O empenho dos ruralistas em colocar em regime de urgência a votação em plenário do Código Florestal indica de que no início da próxima legislatura, em fevereiro, voltará a pressão pela votação do relatório Aldo Rebelo.
Na linha de resistência, os esforços das organizações da sociedade civil contrárias às alterações no Código não têm sido suficientes para “convencer” parlamentares identificados com os interesses do agronegócio a não votarem favoravelmente à proposta, caso ela vá a plenário. Adicionalmente, no trabalho quase cotidiano de monitorar o Congresso e reagir às investidas dos ruralistas, tem havido ensaios no sentido de construir adaptações ao Código que não impliquem em retrocessos, mas este novo rumo para o debate ainda está por vir.
As entidades representativas dos pequenos produtores e assentados de reforma agrária têm demonstrado capacidades diferenciadas de mobilizar suas bases para uma resistência mais explícita às mudanças. Assim como são diferenciadas as reações de suas bases à sedução de se desobrigarem de manter a Reserva Legal. Isto, a despeito da clareza geral de que a medida de desobrigação da Reserva Legal nas propriedades até quatro módulos fiscais, que é de fato a única alteração endereçada especificamente ao pequeno produtor, está a serviço de uma estratégia dos ruralistas de ampliação da base social favorável a todo o pacote de alterações pretendidas.

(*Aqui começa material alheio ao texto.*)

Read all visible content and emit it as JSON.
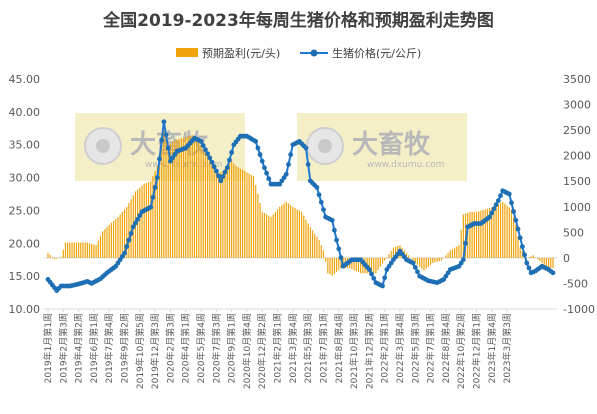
{
  "title": "全国2019-2023年每周生猪价格和预期盈利走势图",
  "watermark": {
    "brand": "大畜牧",
    "url": "www.dxumu.com"
  },
  "colors": {
    "bar": "#F0A30A",
    "line": "#1F77D4",
    "marker": "#1F6FB5",
    "watermark_box": "#F5EFC8",
    "axis": "#D9D9D9",
    "text": "#595959"
  },
  "chart_data": {
    "type": "bar+line",
    "title": "全国2019-2023年每周生猪价格和预期盈利走势图",
    "legend": {
      "position": "top",
      "items": [
        {
          "name": "预期盈利(元/头)",
          "type": "bar"
        },
        {
          "name": "生猪价格(元/公斤)",
          "type": "line"
        }
      ]
    },
    "y_left": {
      "min": 10,
      "max": 45,
      "step": 5,
      "ticks": [
        "10.00",
        "15.00",
        "20.00",
        "25.00",
        "30.00",
        "35.00",
        "40.00",
        "45.00"
      ]
    },
    "y_right": {
      "min": -1000,
      "max": 3500,
      "step": 500,
      "ticks": [
        "-1000",
        "-500",
        "0",
        "500",
        "1000",
        "1500",
        "2000",
        "2500",
        "3000",
        "3500"
      ]
    },
    "grid": false,
    "x_tick_labels": [
      "2019年1月第1周",
      "2019年2月第3周",
      "2019年4月第2周",
      "2019年6月第1周",
      "2019年7月第4周",
      "2019年9月第2周",
      "2019年10月第5周",
      "2019年12月第3周",
      "2020年2月第3周",
      "2020年4月第1周",
      "2020年5月第4周",
      "2020年7月第3周",
      "2020年9月第1周",
      "2020年10月第4周",
      "2020年12月第2周",
      "2021年2月第1周",
      "2021年3月第4周",
      "2021年5月第3周",
      "2021年7月第1周",
      "2021年8月第4周",
      "2021年10月第3周",
      "2021年12月第2周",
      "2022年2月第1周",
      "2022年3月第4周",
      "2022年5月第3周",
      "2022年7月第1周",
      "2022年8月第4周",
      "2022年10月第2周",
      "2022年12月第1周",
      "2023年1月第4周",
      "2023年3月第3周"
    ],
    "weeks_per_tick": 7,
    "series": [
      {
        "name": "生猪价格(元/公斤)",
        "axis": "left",
        "anchors": [
          [
            0,
            14.5
          ],
          [
            4,
            12.8
          ],
          [
            6,
            13.5
          ],
          [
            10,
            13.5
          ],
          [
            14,
            13.8
          ],
          [
            18,
            14.2
          ],
          [
            20,
            13.9
          ],
          [
            24,
            14.6
          ],
          [
            27,
            15.5
          ],
          [
            31,
            16.5
          ],
          [
            35,
            18.5
          ],
          [
            39,
            22.5
          ],
          [
            43,
            24.8
          ],
          [
            47,
            25.5
          ],
          [
            50,
            30.0
          ],
          [
            53,
            38.5
          ],
          [
            54,
            36.5
          ],
          [
            56,
            32.5
          ],
          [
            59,
            34.0
          ],
          [
            63,
            34.5
          ],
          [
            67,
            36.0
          ],
          [
            70,
            35.5
          ],
          [
            74,
            33.0
          ],
          [
            77,
            31.0
          ],
          [
            79,
            29.5
          ],
          [
            82,
            31.5
          ],
          [
            85,
            35.0
          ],
          [
            88,
            36.3
          ],
          [
            91,
            36.3
          ],
          [
            95,
            35.5
          ],
          [
            99,
            31.5
          ],
          [
            102,
            29.0
          ],
          [
            106,
            29.0
          ],
          [
            109,
            30.5
          ],
          [
            112,
            35.0
          ],
          [
            115,
            35.5
          ],
          [
            118,
            34.5
          ],
          [
            120,
            29.5
          ],
          [
            123,
            28.5
          ],
          [
            127,
            24.0
          ],
          [
            130,
            23.5
          ],
          [
            132,
            20.5
          ],
          [
            135,
            16.5
          ],
          [
            139,
            17.5
          ],
          [
            143,
            17.5
          ],
          [
            147,
            16.0
          ],
          [
            150,
            14.0
          ],
          [
            153,
            13.5
          ],
          [
            155,
            16.0
          ],
          [
            158,
            17.5
          ],
          [
            161,
            18.8
          ],
          [
            164,
            17.5
          ],
          [
            167,
            17.0
          ],
          [
            170,
            15.0
          ],
          [
            174,
            14.3
          ],
          [
            178,
            14.0
          ],
          [
            181,
            14.5
          ],
          [
            184,
            16.0
          ],
          [
            188,
            16.5
          ],
          [
            190,
            17.5
          ],
          [
            192,
            22.5
          ],
          [
            195,
            23.0
          ],
          [
            198,
            23.0
          ],
          [
            202,
            24.0
          ],
          [
            206,
            26.5
          ],
          [
            208,
            28.0
          ],
          [
            211,
            27.5
          ],
          [
            214,
            23.5
          ],
          [
            217,
            19.5
          ],
          [
            219,
            17.0
          ],
          [
            221,
            15.5
          ],
          [
            223,
            15.8
          ],
          [
            226,
            16.5
          ],
          [
            229,
            16.0
          ],
          [
            231,
            15.5
          ]
        ]
      },
      {
        "name": "预期盈利(元/头)",
        "axis": "right",
        "anchors": [
          [
            0,
            100
          ],
          [
            3,
            -30
          ],
          [
            6,
            20
          ],
          [
            8,
            300
          ],
          [
            14,
            300
          ],
          [
            18,
            300
          ],
          [
            22,
            250
          ],
          [
            25,
            520
          ],
          [
            28,
            650
          ],
          [
            32,
            800
          ],
          [
            36,
            1000
          ],
          [
            40,
            1300
          ],
          [
            44,
            1450
          ],
          [
            47,
            1500
          ],
          [
            50,
            1800
          ],
          [
            53,
            2500
          ],
          [
            55,
            2200
          ],
          [
            58,
            2300
          ],
          [
            62,
            2350
          ],
          [
            66,
            2400
          ],
          [
            70,
            2200
          ],
          [
            74,
            1950
          ],
          [
            78,
            1650
          ],
          [
            80,
            1700
          ],
          [
            84,
            1900
          ],
          [
            86,
            1800
          ],
          [
            90,
            1700
          ],
          [
            94,
            1600
          ],
          [
            98,
            900
          ],
          [
            102,
            800
          ],
          [
            106,
            1000
          ],
          [
            109,
            1100
          ],
          [
            112,
            1000
          ],
          [
            116,
            900
          ],
          [
            120,
            600
          ],
          [
            124,
            350
          ],
          [
            126,
            150
          ],
          [
            128,
            -300
          ],
          [
            130,
            -350
          ],
          [
            134,
            -200
          ],
          [
            138,
            -200
          ],
          [
            143,
            -300
          ],
          [
            147,
            -300
          ],
          [
            150,
            -300
          ],
          [
            154,
            -50
          ],
          [
            158,
            200
          ],
          [
            161,
            250
          ],
          [
            164,
            100
          ],
          [
            168,
            -100
          ],
          [
            172,
            -250
          ],
          [
            176,
            -100
          ],
          [
            180,
            -50
          ],
          [
            184,
            150
          ],
          [
            188,
            250
          ],
          [
            190,
            850
          ],
          [
            193,
            900
          ],
          [
            196,
            900
          ],
          [
            200,
            950
          ],
          [
            204,
            1000
          ],
          [
            208,
            1100
          ],
          [
            212,
            950
          ],
          [
            214,
            650
          ],
          [
            216,
            200
          ],
          [
            219,
            0
          ],
          [
            222,
            50
          ],
          [
            226,
            -100
          ],
          [
            229,
            -200
          ],
          [
            231,
            -200
          ]
        ]
      }
    ]
  }
}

Esta incerta resistência das entidades parece um reflexo da própria dificuldade de convencer suas bases de que a mudança, além de oportunista, não é uma saída para o pequeno produtor. Em grande medida isto ocorre porque, de fato, é difícil resistir à tentação de apoiarem uma proposta que promete isentá-los do ônus financeiro por ações de desmatamento e da culpa por não cumprirem “as leis”. Ou seja, a irregularidade ambiental da pequena produção é sim um problema que requer uma solução.
Pensando por essa ótica, a construção de uma resistência mais firme a essa proposta de alteração do Código Florestal passa, centralmente, pela capacidade de construir uma alternativa adequada à pequena produção.
Para o pequeno produtor, como já assinala a Via Campesina em sua nota, o caminho da sustentabilidade passa por: “assistência técnica capacitada para o manejo florestal comunitário; crédito e fomento para desenvolvimento produtivo diversificado; recuperação das áreas degradadas com sistemas agroflorestais; planos de manejo madeireiro e não-madeireiro simplificados; canais de comercialização institucional que viabilizem a produção oriunda das florestas”.
Além destes passos, outro que nos parece fundamental hoje, ainda mais diante da crise climática global, é valorizar mais efetivamente a função ambiental da pequena produção. A instituição de uma política de pagamento por serviços ambientais que remunere devidamente e de forma desburocratizada os pequenos produtores pela manutenção das suas Reservas Legais e Áreas de Preservação Permanente é um tema crucial neste debate. É um caminho que já vem sendo trilhado por inúmeras iniciativas, em Minas Gerais, na Bahia, no Espírito Santo; que precisam ganhar força e escala.
A proposta de novo Código Florestal está na contramão desta saída, tanto quanto também estão as duas propostas que tramitam na Câmara sobre Serviços Ambientais (PL nº 792/07) e REDD+ (PL nº 5.586/09), recentemente aprovadas pela Comissão de Agricultura. Estão construídas para compensar os produtores, em especial os grandes, pelo seu esforço de manutenção de áreas de preservação que excedem aquelas legalmente previstas. Por sinal, este é outro elemento que explica o anseio dos ruralistas em reduzir as áreas obrigatórias de preservação.
Fará grande diferença a retomada de esforços conjuntos entre organizações socioambientalistas e entidades representativas de agricultores familiares, camponeses e trabalhadores/as rurais objetivando a construção de alternativas que equacionem melhor a função social e ambiental da pequena produção.
É preciso que o diálogo e a articulação entre esses setores sejam rapidamente fortalecidos e que as falsas contradições sejam superadas em favor de propostas que contemplem os legítimos interesses dos pequenos produtores e a sustentabilidade ambiental.